2014. június 10., kedd

Lilli Fredrich: Wie das Bachstelzchen ohne seinen Willen zur Stiefmutter wurde



Herr Weinberger hatte sich am Bergabhang angesiedelt. Hinter dem Gebäude kam erst ein breiter ebener Gang, dann eine gewaltige, von großen Steinen errichtete Mauer, welche das Abrutschen des Berges verhindern sollte. Diese Mauer wurde von Brombeerranken und dunkelrotblättrigen Blutnußträuchern malerisch verschönt.

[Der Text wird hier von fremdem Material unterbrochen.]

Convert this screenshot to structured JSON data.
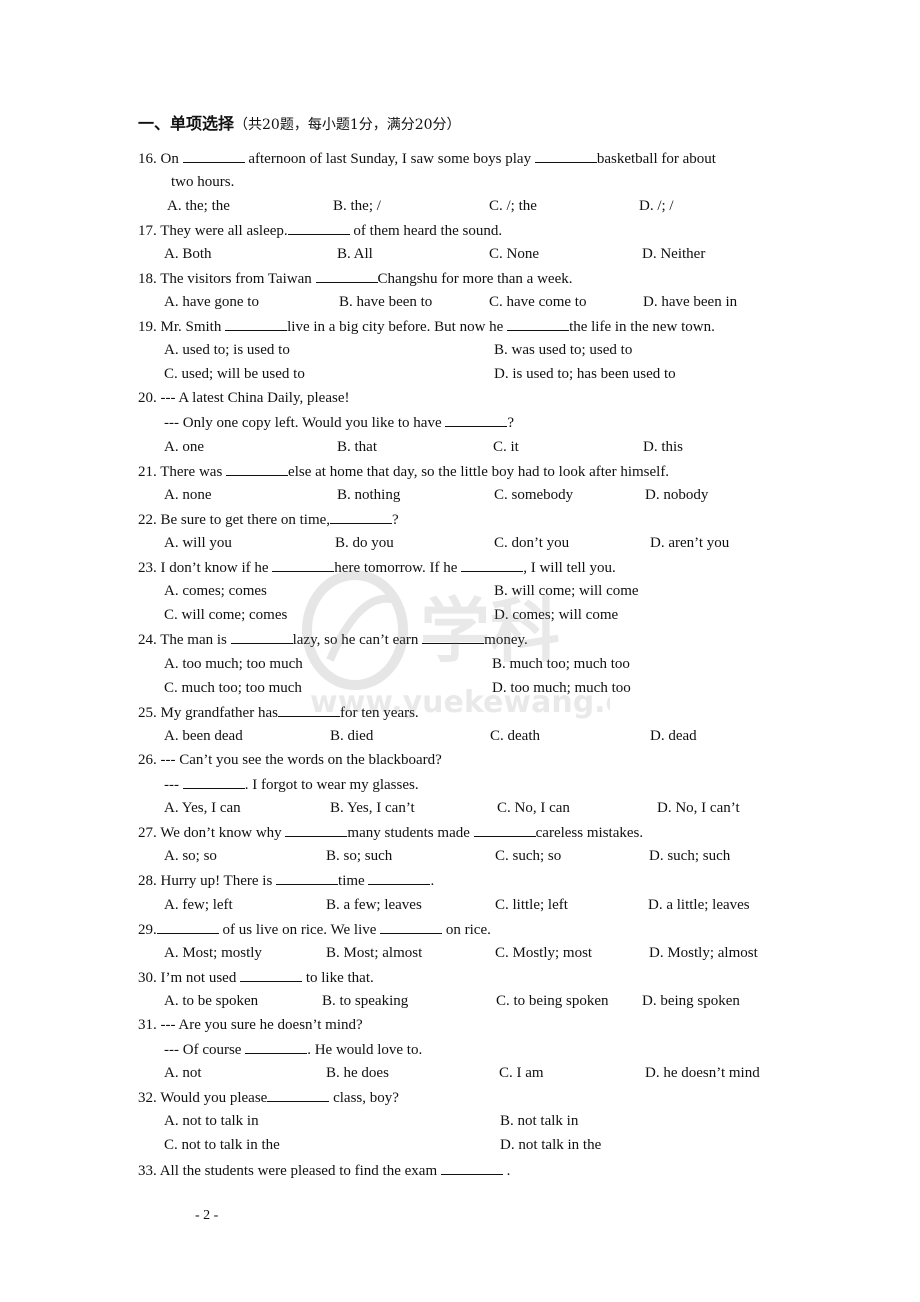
{
  "section": {
    "prefix": "一、单项选择",
    "note": "（共20题，每小题1分，满分20分）"
  },
  "questions": [
    {
      "num": "16.",
      "lines": [
        "On ______ afternoon of last Sunday, I saw some boys play ______basketball for about",
        "two hours."
      ],
      "options": [
        "A. the; the",
        "B. the; /",
        "C. /; the",
        "D. /; /"
      ]
    },
    {
      "num": "17.",
      "lines": [
        "They were all asleep.______ of them heard the sound."
      ],
      "options": [
        "A. Both",
        "B. All",
        "C. None",
        "D. Neither"
      ]
    },
    {
      "num": "18.",
      "lines": [
        "The visitors from Taiwan ______Changshu for more than a week."
      ],
      "options": [
        "A. have gone to",
        "B. have been to",
        "C. have come to",
        "D. have been in"
      ]
    },
    {
      "num": "19.",
      "lines": [
        "Mr. Smith ______live in a big city before. But now he ______the life in the new town."
      ],
      "options": [
        "A. used to; is used to",
        "B. was used to; used to",
        "C. used; will be used to",
        "D. is used to; has been used to"
      ]
    },
    {
      "num": "20.",
      "lines": [
        "--- A latest China Daily, please!",
        "--- Only one copy left. Would you like to have ______?"
      ],
      "options": [
        "A. one",
        "B. that",
        "C. it",
        "D. this"
      ]
    },
    {
      "num": "21.",
      "lines": [
        "There was ______else at home that day, so the little boy had to look after himself."
      ],
      "options": [
        "A. none",
        "B. nothing",
        "C. somebody",
        "D. nobody"
      ]
    },
    {
      "num": "22.",
      "lines": [
        "Be sure to get there on time,______?"
      ],
      "options": [
        "A. will you",
        "B. do you",
        "C. don’t you",
        "D. aren’t you"
      ]
    },
    {
      "num": "23.",
      "lines": [
        "I don’t know if he ______here tomorrow. If he ______, I will tell you."
      ],
      "options": [
        "A. comes; comes",
        "B. will come; will come",
        "C. will come; comes",
        "D. comes; will come"
      ]
    },
    {
      "num": "24.",
      "lines": [
        "The man is ______lazy, so he can’t earn ______money."
      ],
      "options": [
        "A. too much; too much",
        "B. much too; much too",
        "C. much too; too much",
        "D. too much; much too"
      ]
    },
    {
      "num": "25.",
      "lines": [
        "My grandfather has______for ten years."
      ],
      "options": [
        "A. been dead",
        "B. died",
        "C. death",
        "D. dead"
      ]
    },
    {
      "num": "26.",
      "lines": [
        "--- Can’t you see the words on the blackboard?",
        "--- ______. I forgot to wear my glasses."
      ],
      "options": [
        "A. Yes, I can",
        "B. Yes, I can’t",
        "C. No, I can",
        "D. No, I can’t"
      ]
    },
    {
      "num": "27.",
      "lines": [
        "We don’t know why ______many students made ______careless mistakes."
      ],
      "options": [
        "A. so; so",
        "B. so; such",
        "C. such; so",
        "D. such; such"
      ]
    },
    {
      "num": "28.",
      "lines": [
        "Hurry up! There is ______time ______."
      ],
      "options": [
        "A. few; left",
        "B. a few; leaves",
        "C. little; left",
        "D. a little; leaves"
      ]
    },
    {
      "num": "29.",
      "lines": [
        "______ of us live on rice. We live ______ on rice."
      ],
      "options": [
        "A. Most; mostly",
        "B. Most; almost",
        "C. Mostly; most",
        "D. Mostly; almost"
      ]
    },
    {
      "num": "30.",
      "lines": [
        "I’m not used ______ to like that."
      ],
      "options": [
        "A. to be spoken",
        "B. to speaking",
        "C. to being spoken",
        "D. being spoken"
      ]
    },
    {
      "num": "31.",
      "lines": [
        "--- Are you sure he doesn’t mind?",
        "--- Of course ______. He would love to."
      ],
      "options": [
        "A. not",
        "B. he does",
        "C. I am",
        "D. he doesn’t mind"
      ]
    },
    {
      "num": "32.",
      "lines": [
        "Would you please______ class, boy?"
      ],
      "options": [
        "A. not to talk in",
        "B. not talk in",
        "C. not to talk in the",
        "D. not talk in the"
      ]
    },
    {
      "num": "33.",
      "lines": [
        "All the students were pleased to find the exam ______ ."
      ],
      "options": []
    }
  ],
  "page_number": "- 2 -",
  "watermark": "www.yuekewang.com"
}
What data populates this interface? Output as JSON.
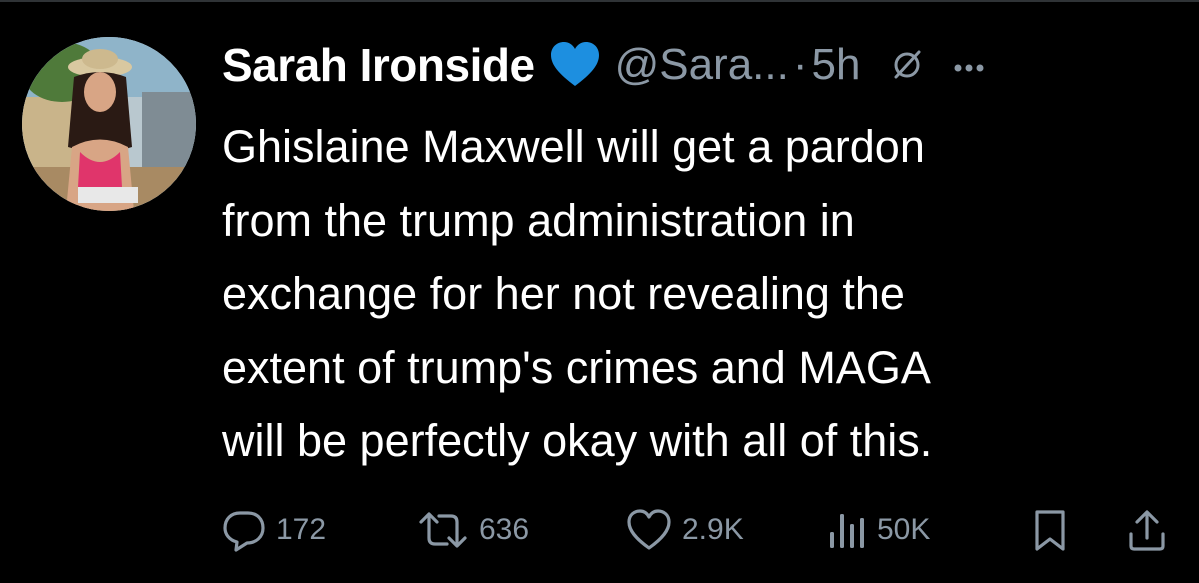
{
  "colors": {
    "background": "#000000",
    "text": "#ffffff",
    "muted": "#8b98a5",
    "heart": "#1d8fe0"
  },
  "tweet": {
    "display_name": "Sarah Ironside",
    "name_emoji": "blue-heart",
    "handle": "@Sara...",
    "separator": "·",
    "time": "5h",
    "text": "Ghislaine Maxwell will get a pardon\nfrom the trump administration in\nexchange for her not revealing the\nextent of trump's crimes and MAGA\nwill be perfectly okay with all of this."
  },
  "actions": {
    "reply_count": "172",
    "retweet_count": "636",
    "like_count": "2.9K",
    "views_count": "50K"
  },
  "icons": [
    "avatar",
    "blue-heart-emoji",
    "grok-icon",
    "more-icon",
    "reply-icon",
    "retweet-icon",
    "like-icon",
    "views-icon",
    "bookmark-icon",
    "share-icon"
  ]
}
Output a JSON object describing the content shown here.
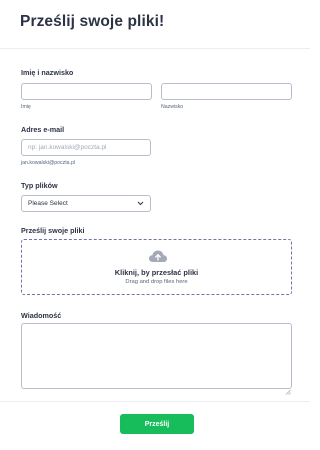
{
  "form": {
    "title": "Prześlij swoje pliki!"
  },
  "name_field": {
    "label": "Imię i nazwisko",
    "first_value": "",
    "first_sublabel": "Imię",
    "last_value": "",
    "last_sublabel": "Nazwisko"
  },
  "email_field": {
    "label": "Adres e-mail",
    "placeholder": "np: jan.kowalski@poczta.pl",
    "sublabel": "jan.kowalski@poczta.pl"
  },
  "file_type": {
    "label": "Typ plików",
    "selected": "Please Select"
  },
  "upload": {
    "label": "Prześlij swoje pliki",
    "title": "Kliknij, by przesłać pliki",
    "subtitle": "Drag and drop files here",
    "icon": "cloud-upload-icon"
  },
  "message": {
    "label": "Wiadomość"
  },
  "submit": {
    "label": "Prześlij"
  },
  "colors": {
    "accent": "#18bd5b",
    "text": "#2c3345",
    "border": "#b8bdc9",
    "dropzone_border": "#6f76a7"
  }
}
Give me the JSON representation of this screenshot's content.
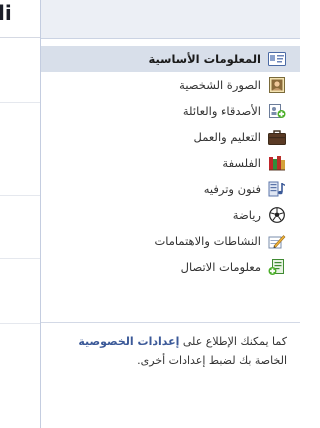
{
  "main": {
    "heading_fragment": "li"
  },
  "sidebar": {
    "items": [
      {
        "label": "المعلومات الأساسية",
        "icon": "id-card-icon",
        "active": true
      },
      {
        "label": "الصورة الشخصية",
        "icon": "profile-picture-icon",
        "active": false
      },
      {
        "label": "الأصدقاء والعائلة",
        "icon": "friends-family-icon",
        "active": false
      },
      {
        "label": "التعليم والعمل",
        "icon": "briefcase-icon",
        "active": false
      },
      {
        "label": "الفلسفة",
        "icon": "books-icon",
        "active": false
      },
      {
        "label": "فنون وترفيه",
        "icon": "music-notes-icon",
        "active": false
      },
      {
        "label": "رياضة",
        "icon": "soccer-ball-icon",
        "active": false
      },
      {
        "label": "النشاطات والاهتمامات",
        "icon": "pencil-note-icon",
        "active": false
      },
      {
        "label": "معلومات الاتصال",
        "icon": "contact-card-icon",
        "active": false
      }
    ],
    "privacy_note": {
      "before": "كما يمكنك الإطلاع على",
      "link": "إعدادات الخصوصية",
      "after": "الخاصة بك لضبط إعدادات أخرى."
    }
  },
  "colors": {
    "accent": "#3b5998",
    "active_bg": "#d8dfea",
    "panel_bg": "#eceff5"
  }
}
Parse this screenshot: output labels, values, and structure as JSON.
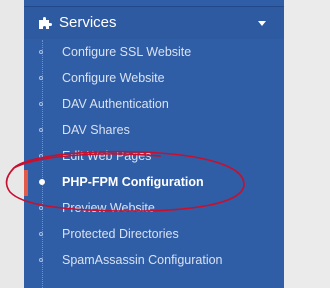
{
  "services": {
    "title": "Services",
    "icon": "puzzle-piece-icon",
    "expanded": true
  },
  "menu": {
    "items": [
      {
        "label": "Configure SSL Website",
        "active": false
      },
      {
        "label": "Configure Website",
        "active": false
      },
      {
        "label": "DAV Authentication",
        "active": false
      },
      {
        "label": "DAV Shares",
        "active": false
      },
      {
        "label": "Edit Web Pages",
        "active": false
      },
      {
        "label": "PHP-FPM Configuration",
        "active": true
      },
      {
        "label": "Preview Website",
        "active": false
      },
      {
        "label": "Protected Directories",
        "active": false
      },
      {
        "label": "SpamAssassin Configuration",
        "active": false
      }
    ]
  },
  "colors": {
    "sidebar_bg": "#2f5da6",
    "active_marker": "#e05b4b",
    "annotation": "#c8102e"
  }
}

Wunderhübsch sah das aus, das fanden selbst die gelbschwänziegen Bachstelzchen, die mit Vorliebe in den Spalten zwischen den großen Mauersteinen nisteten.

Nun hatte Herr Weinberger ein etwa neunjähriges Töchterchen, die kleine Annie. Die besaß ein warmes, goldenes Herzchen, ein Herzchen voll Liebe für alles und jedes.

Sie wußte genau, wieviel Vöglein an der Mauer und in den Büschen nisteten, und wieviele Junge sie hatten. Waren die Alten fortgeflogen, um Nahrung zu holen, sok am sie auf den Zehenspitzen dahergehuscht und guckte vorsichtig in das Nest. Sie streute den Alten Semmelkrümchen, damit ihnen die Fütterung der Jungen nicht zu schwer werden möchte, und lächelte in stiller Beglückung, wenn sie die Junge die ersten gelungenen Flugversuche machen sah.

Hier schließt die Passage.